What’re you gonna do?

No idea.

He took a drag on the cigarette. That thing you talked about the other day, he said.

What thing?

About Milt’s safe. You think we can pull that off?

Rick scoffed. If we can get in there, I don’t see why not.

Nat puffed at the cigarette again. Across the desert floor came the distant roar of a truck barreling down I-80. I think I know a way, he said.

No shit?

He nodded faintly.

Goddamn.

The night felt sharp and clear around him. The distant streetlight seemed to falter for a moment and then shone steady once more, the insects swooping and curling all round it, their shapes striping the air.

PART III. THE BOOK OF THE DEAD

15

AT THE END, THE BEAR FINDS HIMSELF LOOKING DOWN AT A vast sagebrush plain lit only by starlight and ringed by dry colorless mountains gone the color of black night. The two men stand at the edge of a collection of battered buildings and trailers that huddle in the middle of that darkness. Around them is a bleak town of some sort and the bear knows this even though he does not know what a town is, has never seen one, and yet knows more now than he ever has in his life, here at the end, although he does not know where he is or how he has come to such a place. There are questions but the bear does not ask them. The time for questions has long passed. One of the figures below him is the man he knows, the man the bear might call friend if he knew such a concept. Maybe he does. But what the bear wonders at now is the man’s smell, for it seems to come to him across time and across the darkness. He can smell him across all his life and the sense of him there makes the bear call out in a long protracted moan. How much he misses the man in that moment. And how much he knows that he will never see him again.

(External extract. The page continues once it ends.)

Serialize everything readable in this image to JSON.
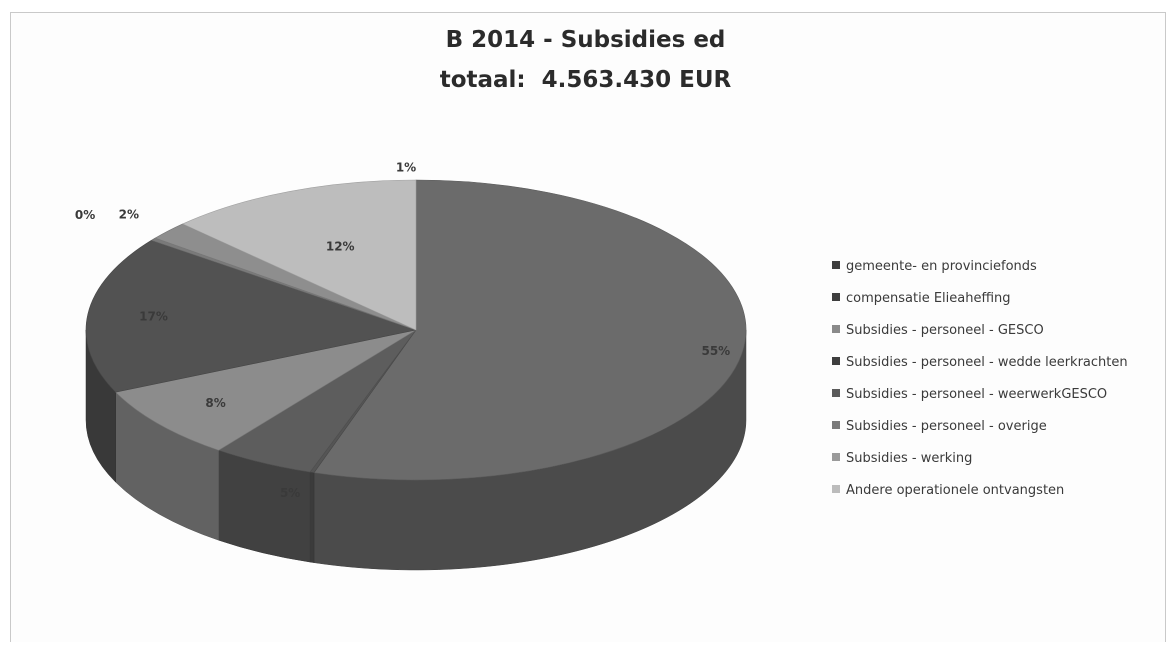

The bear knows too that the other is the stranger who came up earlier from the bottom of the mountain, came up from the snow near where the river crosses the road, bearing with him that hard sharp scent that felt like a jagged cloud swirling all around him.

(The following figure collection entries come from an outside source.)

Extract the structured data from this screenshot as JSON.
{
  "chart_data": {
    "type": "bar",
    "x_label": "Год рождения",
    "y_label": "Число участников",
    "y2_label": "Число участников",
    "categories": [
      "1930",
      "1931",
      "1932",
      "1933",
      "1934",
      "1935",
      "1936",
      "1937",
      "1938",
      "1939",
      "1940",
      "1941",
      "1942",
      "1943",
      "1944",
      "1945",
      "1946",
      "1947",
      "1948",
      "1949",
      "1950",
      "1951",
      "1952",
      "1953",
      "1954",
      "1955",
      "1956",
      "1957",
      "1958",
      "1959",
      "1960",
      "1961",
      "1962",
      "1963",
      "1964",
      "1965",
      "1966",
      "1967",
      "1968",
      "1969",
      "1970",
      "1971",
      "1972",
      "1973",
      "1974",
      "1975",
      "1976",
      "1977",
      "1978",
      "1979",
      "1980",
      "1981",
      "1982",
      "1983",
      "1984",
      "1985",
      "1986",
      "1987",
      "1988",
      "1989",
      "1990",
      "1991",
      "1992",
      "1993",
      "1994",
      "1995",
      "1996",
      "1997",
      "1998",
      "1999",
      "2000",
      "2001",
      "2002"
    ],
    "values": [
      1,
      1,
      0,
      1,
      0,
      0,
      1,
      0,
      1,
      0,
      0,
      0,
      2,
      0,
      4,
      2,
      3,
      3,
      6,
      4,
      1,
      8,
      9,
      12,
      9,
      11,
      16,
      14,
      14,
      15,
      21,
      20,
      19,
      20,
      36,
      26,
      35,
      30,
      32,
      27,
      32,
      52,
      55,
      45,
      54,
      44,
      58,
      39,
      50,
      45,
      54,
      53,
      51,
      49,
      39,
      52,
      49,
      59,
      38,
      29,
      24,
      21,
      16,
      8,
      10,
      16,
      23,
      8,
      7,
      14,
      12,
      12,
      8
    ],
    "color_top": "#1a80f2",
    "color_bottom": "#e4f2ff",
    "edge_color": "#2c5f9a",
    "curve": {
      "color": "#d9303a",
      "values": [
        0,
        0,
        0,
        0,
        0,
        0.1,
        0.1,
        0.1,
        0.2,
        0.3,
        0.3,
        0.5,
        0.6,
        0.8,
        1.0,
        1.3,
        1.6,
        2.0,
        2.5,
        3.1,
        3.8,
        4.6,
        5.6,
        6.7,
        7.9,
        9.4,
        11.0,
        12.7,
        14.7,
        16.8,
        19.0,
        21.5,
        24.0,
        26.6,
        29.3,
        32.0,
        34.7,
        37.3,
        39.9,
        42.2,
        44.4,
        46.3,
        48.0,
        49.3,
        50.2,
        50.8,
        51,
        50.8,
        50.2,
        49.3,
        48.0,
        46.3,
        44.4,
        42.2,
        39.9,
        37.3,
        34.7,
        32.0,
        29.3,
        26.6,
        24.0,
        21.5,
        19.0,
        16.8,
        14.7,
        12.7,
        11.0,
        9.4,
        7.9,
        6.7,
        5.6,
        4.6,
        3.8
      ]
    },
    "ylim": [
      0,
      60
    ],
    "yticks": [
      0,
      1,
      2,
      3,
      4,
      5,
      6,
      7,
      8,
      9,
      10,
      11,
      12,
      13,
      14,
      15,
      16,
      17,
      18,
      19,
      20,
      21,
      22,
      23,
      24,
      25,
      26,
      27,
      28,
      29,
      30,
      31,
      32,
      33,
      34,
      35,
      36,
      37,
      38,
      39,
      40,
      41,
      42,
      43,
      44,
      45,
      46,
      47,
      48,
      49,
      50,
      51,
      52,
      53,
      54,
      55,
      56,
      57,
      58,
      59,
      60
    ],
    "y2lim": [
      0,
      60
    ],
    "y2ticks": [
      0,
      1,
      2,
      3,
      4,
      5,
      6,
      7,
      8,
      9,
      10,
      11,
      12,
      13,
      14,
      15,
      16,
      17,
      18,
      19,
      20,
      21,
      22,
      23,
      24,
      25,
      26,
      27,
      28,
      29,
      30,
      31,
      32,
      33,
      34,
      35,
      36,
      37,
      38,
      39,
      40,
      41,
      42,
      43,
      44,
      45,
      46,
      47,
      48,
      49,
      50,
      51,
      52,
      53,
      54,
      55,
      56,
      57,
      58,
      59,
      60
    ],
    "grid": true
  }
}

He tries to call down to the man he knows but now his voice will make no sound at all and what exhales out of him is only a long slow hiss that flows upward into black trees that hang above his body like porcupine quills punched through a snowed-over night sky. And then he knows that he is in the forest again, even though he can smell the desert, a scent he has never smelled before but which he recognizes because there is something of the man he knows in that place, in that dark plain. Now he is in some other night, in some other time, as if the blizzarding gray sky is only a thin membrane so insubstantial that it has become transparent, so that when he casts his sightless milky eyes upward the snow seems to part, does part, circling away to be replaced not with the sky but with the dark desert plain ringed with high bare mountains gone flat black in the moonless night.